Théâtre de Belleville, mercredi, jeudi, samedi à 19 heures, dimanche à 14 heures 30. Réservations : 01 48 06 72 34.

16 décembre 2013

Journal d’un imbécile, de Benoît Marbot

Mise en scène de Benoït Marbot
Avec Rosa Ruiz, Loïc Haetty, Nicolas Montanari, Cyrille Labbé et Aurélie Tasini
Dix-huit épisodes couvrent la période 1940-1954 soit celle de la deuxième guerre mondiale puis de la guerre d’Indochine et l’auteur avoue avoir rencontré ceux qui ont inspiré les personnages de cette pièce passionnante mais dont le titre est assurément déroutant. Un imbécile est un être qui manque d’expérience et donc court le risque de commettre erreur sur erreur…impardonnables selon Madame de Brémancourt qui qualifie son fils Arnaud d’imbécile mais admire son neveu Gilles, admiration que celui-ci, homme pratique et expérimenté lui rend bien. Madame passe ses journées dans son château à jouer aux tarots, quant à son époux il est grabataire, donc hors circuit.

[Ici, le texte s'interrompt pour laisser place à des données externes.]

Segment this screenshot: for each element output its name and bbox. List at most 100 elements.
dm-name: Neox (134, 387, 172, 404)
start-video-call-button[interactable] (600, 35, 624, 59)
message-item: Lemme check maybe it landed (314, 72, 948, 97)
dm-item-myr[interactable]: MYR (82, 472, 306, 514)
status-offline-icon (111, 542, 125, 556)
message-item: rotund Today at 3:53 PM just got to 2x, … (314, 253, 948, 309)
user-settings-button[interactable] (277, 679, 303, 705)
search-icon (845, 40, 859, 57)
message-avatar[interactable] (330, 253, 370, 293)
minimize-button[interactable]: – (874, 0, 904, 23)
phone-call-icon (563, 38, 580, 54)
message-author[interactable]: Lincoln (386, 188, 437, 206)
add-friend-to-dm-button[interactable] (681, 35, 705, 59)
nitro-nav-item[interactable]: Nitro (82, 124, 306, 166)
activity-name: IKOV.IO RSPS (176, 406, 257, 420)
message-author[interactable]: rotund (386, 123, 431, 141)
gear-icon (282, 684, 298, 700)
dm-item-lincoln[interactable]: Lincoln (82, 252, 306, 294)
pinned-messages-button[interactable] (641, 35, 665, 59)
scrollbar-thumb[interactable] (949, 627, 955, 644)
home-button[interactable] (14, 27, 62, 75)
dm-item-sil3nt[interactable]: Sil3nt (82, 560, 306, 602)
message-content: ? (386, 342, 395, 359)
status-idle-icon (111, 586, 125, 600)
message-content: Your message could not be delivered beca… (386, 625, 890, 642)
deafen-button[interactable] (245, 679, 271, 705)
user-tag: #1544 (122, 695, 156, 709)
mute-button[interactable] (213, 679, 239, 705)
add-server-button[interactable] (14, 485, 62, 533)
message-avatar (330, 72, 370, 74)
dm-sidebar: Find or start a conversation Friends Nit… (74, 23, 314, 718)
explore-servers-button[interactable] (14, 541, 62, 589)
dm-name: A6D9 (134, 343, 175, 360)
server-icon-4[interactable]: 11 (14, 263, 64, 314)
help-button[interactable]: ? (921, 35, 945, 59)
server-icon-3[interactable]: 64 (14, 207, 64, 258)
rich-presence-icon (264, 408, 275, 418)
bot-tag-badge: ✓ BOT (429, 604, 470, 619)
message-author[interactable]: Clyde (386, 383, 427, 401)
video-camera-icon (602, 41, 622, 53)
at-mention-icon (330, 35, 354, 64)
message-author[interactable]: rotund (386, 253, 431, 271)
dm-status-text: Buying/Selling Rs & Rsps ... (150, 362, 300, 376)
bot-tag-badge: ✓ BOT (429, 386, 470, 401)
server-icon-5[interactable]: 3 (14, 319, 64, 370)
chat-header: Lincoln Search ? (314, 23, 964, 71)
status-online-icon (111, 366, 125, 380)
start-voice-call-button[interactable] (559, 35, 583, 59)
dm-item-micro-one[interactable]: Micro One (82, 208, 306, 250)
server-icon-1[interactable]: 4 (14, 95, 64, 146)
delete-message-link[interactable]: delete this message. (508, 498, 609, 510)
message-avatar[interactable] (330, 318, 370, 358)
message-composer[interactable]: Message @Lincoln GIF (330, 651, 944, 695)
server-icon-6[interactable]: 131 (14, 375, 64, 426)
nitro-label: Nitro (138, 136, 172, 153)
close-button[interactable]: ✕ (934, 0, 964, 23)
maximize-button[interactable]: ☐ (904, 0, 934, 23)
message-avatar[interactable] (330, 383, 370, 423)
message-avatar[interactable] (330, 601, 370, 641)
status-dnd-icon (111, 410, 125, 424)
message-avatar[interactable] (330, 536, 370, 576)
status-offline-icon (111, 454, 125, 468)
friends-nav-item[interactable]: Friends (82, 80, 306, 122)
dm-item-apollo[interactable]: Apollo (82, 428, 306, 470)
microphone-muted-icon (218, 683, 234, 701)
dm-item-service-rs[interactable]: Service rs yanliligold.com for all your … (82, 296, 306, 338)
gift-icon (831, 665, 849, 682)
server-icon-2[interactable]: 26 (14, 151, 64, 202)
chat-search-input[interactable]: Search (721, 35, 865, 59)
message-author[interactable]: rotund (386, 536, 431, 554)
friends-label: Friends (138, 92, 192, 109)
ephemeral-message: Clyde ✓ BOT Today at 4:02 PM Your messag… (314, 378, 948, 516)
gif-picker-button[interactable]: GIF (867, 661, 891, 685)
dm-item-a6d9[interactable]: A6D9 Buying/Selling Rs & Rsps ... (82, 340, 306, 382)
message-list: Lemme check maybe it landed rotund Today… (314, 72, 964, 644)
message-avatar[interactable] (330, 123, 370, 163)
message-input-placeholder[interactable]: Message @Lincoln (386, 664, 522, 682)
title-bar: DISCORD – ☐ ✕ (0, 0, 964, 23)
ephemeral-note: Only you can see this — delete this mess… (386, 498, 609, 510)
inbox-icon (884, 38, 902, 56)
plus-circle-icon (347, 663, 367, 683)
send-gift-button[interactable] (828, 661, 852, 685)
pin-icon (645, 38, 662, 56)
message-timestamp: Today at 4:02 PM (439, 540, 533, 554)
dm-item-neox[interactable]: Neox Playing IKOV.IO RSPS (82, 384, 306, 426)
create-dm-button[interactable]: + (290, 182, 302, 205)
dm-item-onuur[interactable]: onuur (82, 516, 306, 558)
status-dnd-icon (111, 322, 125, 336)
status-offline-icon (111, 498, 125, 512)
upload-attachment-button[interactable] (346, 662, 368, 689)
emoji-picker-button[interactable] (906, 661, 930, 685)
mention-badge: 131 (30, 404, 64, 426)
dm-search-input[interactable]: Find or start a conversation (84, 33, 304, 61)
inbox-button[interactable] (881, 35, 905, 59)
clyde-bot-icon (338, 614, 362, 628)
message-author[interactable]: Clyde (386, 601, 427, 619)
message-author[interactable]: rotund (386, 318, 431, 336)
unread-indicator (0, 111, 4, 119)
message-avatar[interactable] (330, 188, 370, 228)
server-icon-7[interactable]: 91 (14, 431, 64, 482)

Tout peut commencer et le parcours d’Arnaud, militaire à qui «on ne demande pas de comprendre mais d’obéir », bizarrement marié puis divorcé, s’est vite mis à nous toucher. Il finira par partir pour un Nouveau Monde et le vœu de sa mère sera: « Que le Nouveau Monde t’apporte ce que l’ancien n’a pu t’offrir ! » raillera-t-elle. La mise en scène est à la fois réaliste et schématisée, avec détonations et bruits effroyables mais aussi des musiques classiques de bon ton. Un lit d’hôpital et un paravent apparaissent et disparaissent, une table à repasser avec gros fer électrique moderne aussi, des prie-Dieu nécessaires pour épisode dans une église sont aussi là. Çà tonne à nouveau aux moments opportuns et le public est séduit par la dérision, la tendresse et le réalisme d’un tel journal.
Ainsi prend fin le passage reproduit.